You know, I have a favorite story of a nighttime nurse who used to bring in
chicken bones because she thought children learned to chew if they could chew
on a chicken bone, and she'd, you know, bring them in for one little boy who
was having terrible trouble learning how to eat.
Dr. NICHOLAS: The other extraordinary thing that happened during this
period--you've got to remember that in the early days, nobody knew what
caused this disease. Did it fly in the air? Did it crawl up your leg? How
did you get this? And we had a baby that was born to a very sick pregnant
woman who then ultimately died of AIDS. The little baby was brought up to a
isolation room, and in the early days, people wore gowns, gloves, masks and
were really afraid to go in.
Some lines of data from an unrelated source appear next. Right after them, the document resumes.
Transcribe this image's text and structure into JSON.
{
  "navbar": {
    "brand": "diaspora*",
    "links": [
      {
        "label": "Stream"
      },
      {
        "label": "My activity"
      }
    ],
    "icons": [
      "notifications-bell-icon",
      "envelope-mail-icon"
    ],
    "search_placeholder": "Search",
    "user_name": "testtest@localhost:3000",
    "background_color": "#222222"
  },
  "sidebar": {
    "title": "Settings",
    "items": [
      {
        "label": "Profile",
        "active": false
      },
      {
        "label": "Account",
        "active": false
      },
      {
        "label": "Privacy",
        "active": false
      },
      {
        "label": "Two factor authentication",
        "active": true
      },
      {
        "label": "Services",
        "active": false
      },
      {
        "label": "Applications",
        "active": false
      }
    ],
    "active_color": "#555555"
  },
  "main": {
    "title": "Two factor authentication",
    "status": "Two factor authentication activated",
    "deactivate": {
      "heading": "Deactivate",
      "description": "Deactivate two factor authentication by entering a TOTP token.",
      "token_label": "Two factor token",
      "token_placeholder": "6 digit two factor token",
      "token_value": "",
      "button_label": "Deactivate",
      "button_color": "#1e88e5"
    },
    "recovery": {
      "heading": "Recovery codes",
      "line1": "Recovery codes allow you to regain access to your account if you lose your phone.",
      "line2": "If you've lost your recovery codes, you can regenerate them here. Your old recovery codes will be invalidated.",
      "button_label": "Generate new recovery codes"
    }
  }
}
And yet what was interesting is the days went
by--well, this was a baby after all; we were all pediatric staff; we love
kids--and you would see that, well, the door would be ajar and suddenly
there's a toy and the nurses would be in there cooing to the baby. And in a
very funny way, it was true humanity that helped our staff overcome a lot of
the early fears of this disease.
BOGAEV: Dr. Abrams and Dr. Nicholas, did you both develop personal
relationships with some of the kids on the wards who had long stays?
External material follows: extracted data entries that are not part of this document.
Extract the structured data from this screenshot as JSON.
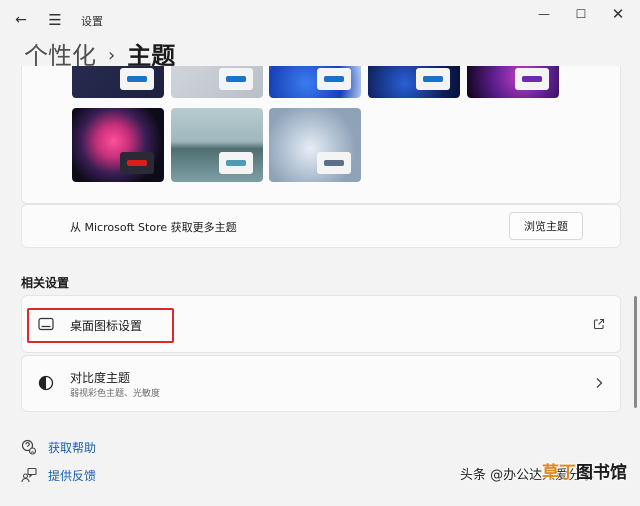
{
  "window": {
    "title": "设置",
    "back_glyph": "←",
    "menu_glyph": "☰",
    "min_glyph": "—",
    "max_glyph": "☐",
    "close_glyph": "✕"
  },
  "breadcrumb": {
    "parent": "个性化",
    "separator": "›",
    "current": "主题"
  },
  "store": {
    "text": "从 Microsoft Store 获取更多主题",
    "button": "浏览主题"
  },
  "related": {
    "title": "相关设置",
    "desktop_icons": {
      "label": "桌面图标设置"
    },
    "contrast": {
      "label": "对比度主题",
      "sub": "弱视彩色主题、光敏度"
    }
  },
  "links": {
    "help": "获取帮助",
    "feedback": "提供反馈"
  },
  "watermark": {
    "text": "头条 @办公达人爱分享",
    "brand_part1": "草丁",
    "brand_part2": "图书馆"
  },
  "colors": {
    "accent": "#0067c0",
    "highlight": "#e0262c",
    "link": "#1a5fb4"
  }
}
Dr. ABRAMS: Oh, absolutely.
Dr. NICHOLAS: Yeah.
BOGAEV: Could you tell us about that?
Dr. ABRAMS: Oh, there was, for me, one little boy in particular who was on
the wards for many, many years, a little boy named James. And he was really
central to almost the entire boarder baby experience because he had been in
the hospital for so long. And this was a little boy who had multiple medical
problems and needed oxygen and was very delayed in his development, but yet,
he was completely responsive to all of the love and care he got while he was
with us. And we celebrated every birthday and every new milestone this child
made--when he sat up the first time, when he walked. And he became sort of
the symbol to some extent of how inhumane this whole experience was, why this
little boy could not go home and have, you know, a mom and dad.
Dr. NICHOLAS: James really was the poster boy for boarder babies with AIDS.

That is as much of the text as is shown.